The reasons for the underperformance extend from the shortage in the supply and quality of raw materials and skilled manpower, according to Melaku Taye, Corporate Communication Directorate director at the Ministry. Textile and garment factories complain about the same problems.
Cotton, a raw material for textile companies, saw different ups and downs over the past two years, from a shortage of supply in 2010/11, leading to an export ban on cotton, to the creation of a surplus of cotton, which textile factories were forced to take off of the cotton growers' hands last month.
The international decrease in cotton prices and in the prices of yarn, knitted garments, and finished garments, was one of the causes for the underperformance of textile exports, according to the MoI report.
The average price of cotton in the international market in 2011 was 3.11 dollars a kilogramme, while the average price of cotton in the past six months of 2012 was 1.82 dollars a kilogramme. In the same manner, the price of yarn decreased from 4.82 dollars to 2.92 dollars, knitted garments from 7.5 dollars to 4.55 dollars, and finished garments from 13 dollars to 7.87 dollars.
This, linked with the world economic crisis, which affected buyers, leading them to change their orders, was an outside factor that affected the sector.
On the side of chemicals, another input for textile industries, there were three companies chosen to supply the necessary chemicals in April 2012. Two Swiss companies, CHT-Bazema Group and Textile Colour AG, as well as Rose Chemicals from Turkey are to be the only textile chemical suppliers in Ethiopia that will enjoy duty-free privileges. The companies are expected to construct factories in Ethiopia, as well.
Although the country requires over 1.3 million skilled persons for the textile and garment industry, there are only 40,000 such people in the industry, according to a study conducted by experts at the Textile Industries Development Institute (TIDI).
Although there are textile engineering institutes that are planned to be opened in Axum, Dire Dawa, and Addis Abeba as well as a Textile Department in the Engineering Faculty of Kombolcha Univesity in 2012/13, there is currently only one textile institution, the Institute of Textile Garments & Fashion Design, in Bahir Dar University.
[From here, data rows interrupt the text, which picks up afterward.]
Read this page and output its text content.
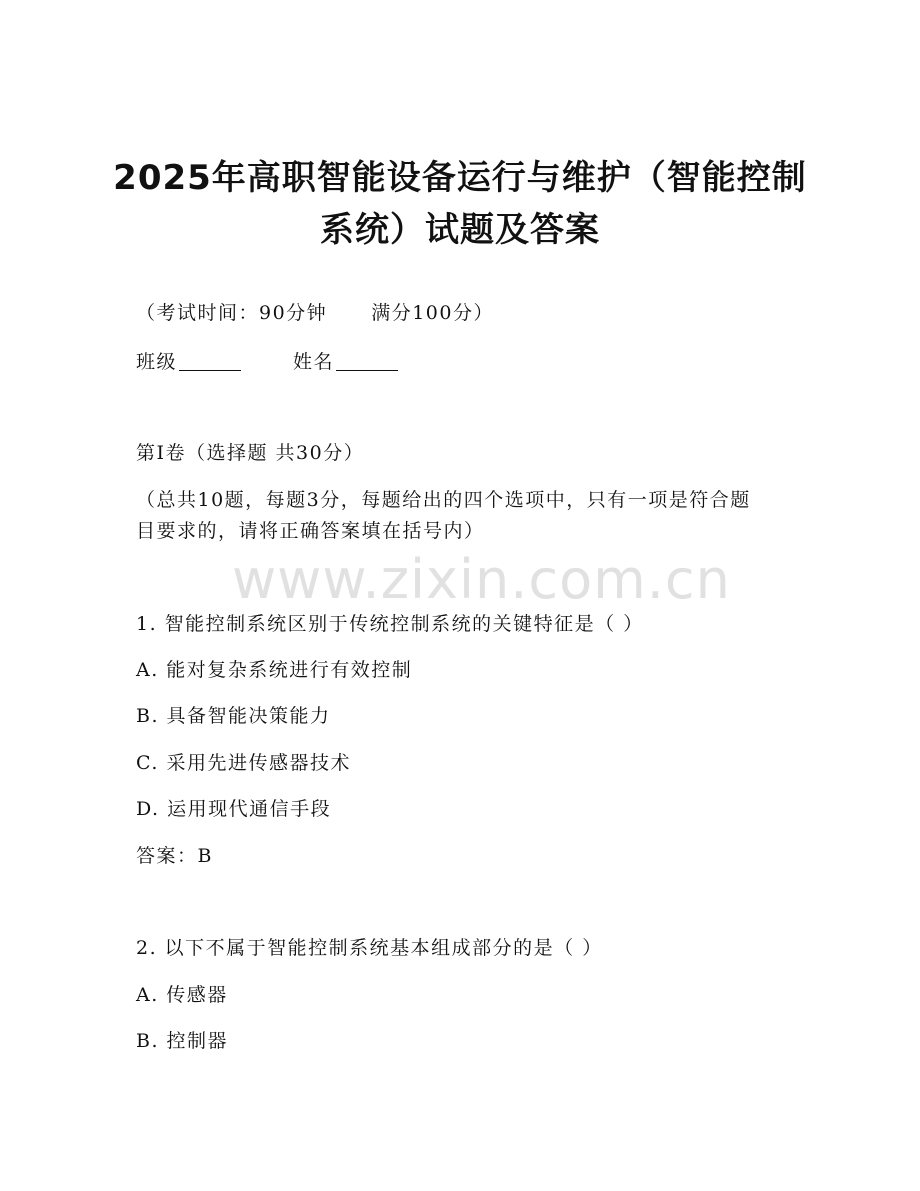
www.zixin.com.cn
2025年高职智能设备运行与维护（智能控制
系统）试题及答案
（考试时间：90分钟 满分100分）
班级	姓名
第I卷（选择题 共30分）
（总共10题，每题3分，每题给出的四个选项中，只有一项是符合题
目要求的，请将正确答案填在括号内）
1. 智能控制系统区别于传统控制系统的关键特征是（ ）
A. 能对复杂系统进行有效控制
B. 具备智能决策能力
C. 采用先进传感器技术
D. 运用现代通信手段
答案：B
2. 以下不属于智能控制系统基本组成部分的是（ ）
A. 传感器
B. 控制器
The other sector within manufacturing that has been given priority under the GTP, leather and leather products, also underperformed, managing only 54.4pc of the targeted 206 million dollars at 112 million dollars. The sector's growth rate was a meagre 7.4pc, showing only an eight million-dollar increase in revenue.
In the plan, the sector's export earnings are expected to grow from 75.73 million dollars at the end of 2009/10 to 496.8 million dollars in 2014/15.
The leather industry also faced problems with raw materials. There were constraints on the supply side of hides and skins and chemicals. The policy change towards the export of only finished products created a gap in this year's export performance, according to sources at the Leather Industry Development Institute (LIDI).
In the same manner as in the textile industry, the government has selected three chemical suppliers for leather factories with the same commitment to set up factories in Ethiopia. The selection of the suppliers is hoped to resolve the longstanding complaints of local leather factories that suffer due to the shortage of major leather chemicals.
Two Italian companies, Tancuir Chemicals and Repico Chemicals, and a US firm, C & E Chemicals, were chosen.
Other manufacturing industry sectors, such as agro-processing, earned 51.75 million dollars out of an expected 82 million dollars, a 63pc performance, while pharmaceuticals and chemical products earned seven million out of a target of 11.9 million, at 58.7pc. These sectors have shown growth of 50.2pc and 1.3pc, respectively, compared to their performance in the 2010/11 fiscal year.